The report describes a range of realistic scenarios about what could happen if climate change continues to unfold as most scientists believe it will over the next few decades. Kennicutt says the committee took the United Nations Intergovernmental Panel on Climate Change (IPCC) most likely future scenarios as a basis for its deliberations.
“It is an eye-opening report and presents a rather foreboding series of possible outcomes as our planet warms and reacts to past and continued greenhouse gas emissions.” Kennicutt said.
“The report brings to the attention of U.S. naval leadership areas that need attention in future planning and that will prepare the Navy for a warmer world.”
Kennicutt points out that if the polar icecaps in Greenland and Antarctica continue to melt, sea levels around the world will dramatically rise. Rising sea levels could have wide ranging detrimental impacts on naval facilities now and in the future, the report says.
“Arctic sea ice is melting much faster than predicted just a few years ago, so much so that there could be a summer, ice-free Arctic Ocean in a matter of years,” he explains.
In the Arctic, the Northwest Passage could become seasonally ice-free, allowing for routine transiting of ocean going vessels across the Arctic Ocean. This would reduce shipping time by as much as one-third from Europe to Asia alone.
“How this affects homeland security and what it means for terrorists or contraband smugglers that have ill will toward the U.S. is largely unknown,” Kennicutt adds.
“It would open large areas of the Arctic Ocean that were previously inaccessible to fishing, tourism, oil and gas exploration and possible environmental disasters. Studies suggest that as much as 30 percent of the world’s remaining oil and gas reserves are above the Arctic Circle, so it seems inevitable that exploration, exploitation and transport of oil and gas in the region will increase.”
The United Nations “Law of the Sea” Treaty allows countries to expand their seaward national boundaries, creating friction between Arctic nations, he points out. The Arctic is seen by many as the epicenter for conflicts related to the “Law of Sea” as the Arctic Ocean is ringed by eight nations.
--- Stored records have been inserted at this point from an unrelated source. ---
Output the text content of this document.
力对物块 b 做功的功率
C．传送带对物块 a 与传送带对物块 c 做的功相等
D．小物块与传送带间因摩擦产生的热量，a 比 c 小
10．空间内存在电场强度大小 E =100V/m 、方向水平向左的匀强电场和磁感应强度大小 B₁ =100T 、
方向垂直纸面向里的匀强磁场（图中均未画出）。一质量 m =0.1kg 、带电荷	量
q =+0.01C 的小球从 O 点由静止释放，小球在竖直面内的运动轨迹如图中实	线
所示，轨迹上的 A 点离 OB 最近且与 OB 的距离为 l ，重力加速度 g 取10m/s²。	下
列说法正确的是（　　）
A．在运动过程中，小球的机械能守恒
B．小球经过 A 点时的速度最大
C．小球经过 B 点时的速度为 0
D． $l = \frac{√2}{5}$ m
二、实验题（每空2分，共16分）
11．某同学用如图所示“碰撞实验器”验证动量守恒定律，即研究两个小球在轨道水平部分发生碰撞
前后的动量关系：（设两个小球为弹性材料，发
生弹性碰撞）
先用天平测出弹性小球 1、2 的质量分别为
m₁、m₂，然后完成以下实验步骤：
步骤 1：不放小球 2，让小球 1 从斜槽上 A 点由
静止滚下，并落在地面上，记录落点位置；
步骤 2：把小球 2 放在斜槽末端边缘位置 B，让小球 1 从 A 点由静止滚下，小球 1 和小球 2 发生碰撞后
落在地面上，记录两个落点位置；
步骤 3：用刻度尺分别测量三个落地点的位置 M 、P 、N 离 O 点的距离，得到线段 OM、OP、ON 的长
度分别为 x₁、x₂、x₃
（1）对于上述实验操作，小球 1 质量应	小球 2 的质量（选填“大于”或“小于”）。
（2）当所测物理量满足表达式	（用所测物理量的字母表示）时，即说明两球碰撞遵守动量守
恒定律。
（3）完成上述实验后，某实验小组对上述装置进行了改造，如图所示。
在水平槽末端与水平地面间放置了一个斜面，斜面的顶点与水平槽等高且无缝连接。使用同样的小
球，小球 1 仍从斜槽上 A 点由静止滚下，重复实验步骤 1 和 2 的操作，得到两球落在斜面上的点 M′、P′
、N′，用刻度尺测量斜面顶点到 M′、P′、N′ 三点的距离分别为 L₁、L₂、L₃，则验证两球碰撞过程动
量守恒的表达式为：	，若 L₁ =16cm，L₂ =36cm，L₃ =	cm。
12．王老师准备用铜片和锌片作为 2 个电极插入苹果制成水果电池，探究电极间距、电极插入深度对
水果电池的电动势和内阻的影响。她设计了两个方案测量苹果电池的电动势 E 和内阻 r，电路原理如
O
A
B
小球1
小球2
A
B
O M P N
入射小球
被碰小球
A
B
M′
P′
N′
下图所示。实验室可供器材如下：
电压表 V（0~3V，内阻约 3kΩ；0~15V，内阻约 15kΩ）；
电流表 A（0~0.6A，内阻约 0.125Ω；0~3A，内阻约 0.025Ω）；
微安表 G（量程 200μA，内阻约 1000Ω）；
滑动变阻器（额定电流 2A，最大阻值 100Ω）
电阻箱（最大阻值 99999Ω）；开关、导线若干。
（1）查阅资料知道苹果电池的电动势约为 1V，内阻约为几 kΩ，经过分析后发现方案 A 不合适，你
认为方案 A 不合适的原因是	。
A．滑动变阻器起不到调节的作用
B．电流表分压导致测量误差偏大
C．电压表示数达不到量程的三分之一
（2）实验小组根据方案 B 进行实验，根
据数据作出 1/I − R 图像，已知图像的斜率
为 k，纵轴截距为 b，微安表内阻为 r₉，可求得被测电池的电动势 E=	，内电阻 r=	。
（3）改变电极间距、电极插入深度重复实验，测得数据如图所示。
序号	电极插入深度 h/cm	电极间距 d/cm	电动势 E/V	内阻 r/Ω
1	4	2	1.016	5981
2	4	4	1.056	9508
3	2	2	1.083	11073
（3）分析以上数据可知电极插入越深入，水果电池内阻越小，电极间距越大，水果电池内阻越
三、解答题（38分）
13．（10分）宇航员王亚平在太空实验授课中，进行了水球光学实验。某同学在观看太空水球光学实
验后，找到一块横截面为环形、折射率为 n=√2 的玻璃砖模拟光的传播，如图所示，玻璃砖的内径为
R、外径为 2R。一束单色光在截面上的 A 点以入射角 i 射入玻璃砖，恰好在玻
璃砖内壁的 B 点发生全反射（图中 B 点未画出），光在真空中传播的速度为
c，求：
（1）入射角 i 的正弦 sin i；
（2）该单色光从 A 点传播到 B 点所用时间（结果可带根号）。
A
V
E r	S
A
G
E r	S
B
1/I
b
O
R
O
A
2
He adds that conflict over new national boundaries in the Arctic has already strained our relations with Canada, since much of Canada’s territory is in the Arctic and their claims overlap with U.S. claims. The U.S. considers the Northwest Passage international waters, whereas Canada sees them as within its national boundaries.
“How this will affect U.S. national and homeland security is open to debate, but it is clear that an ice-free summer Arctic will dramatically change the politics and military strategies of the north for the foreseeable future,” Kennicutt says.
The committee also looked at how droughts and other weather disasters play a role in the military’s human assistance/disaster relief activities, such as the role the military played in recent tsunami and earthquake incidents (though not climate related). In recent years, there has been a growing demand on the U.S. military to serve a lead role in disaster relief.
“Especially dire are predicted impacts of famines and other natural disasters on Africa and the movement of refugees into Europe,” he explains. “Predictions suggest that over the next few decades droughts will be more severe, and so will storms such as hurricanes and typhoons, and this could put a severe strain on the military as it tries to respond to increasingly frequent natural disasters worldwide.
“How the U.S. military responds to a changing world will be critical to how prepared we are as a nation for a future that might look quite different than today,” he notes. “The report looks at some rather dire situations that could become a reality in just a few short years, and will the U.S. naval forces be ready to respond?”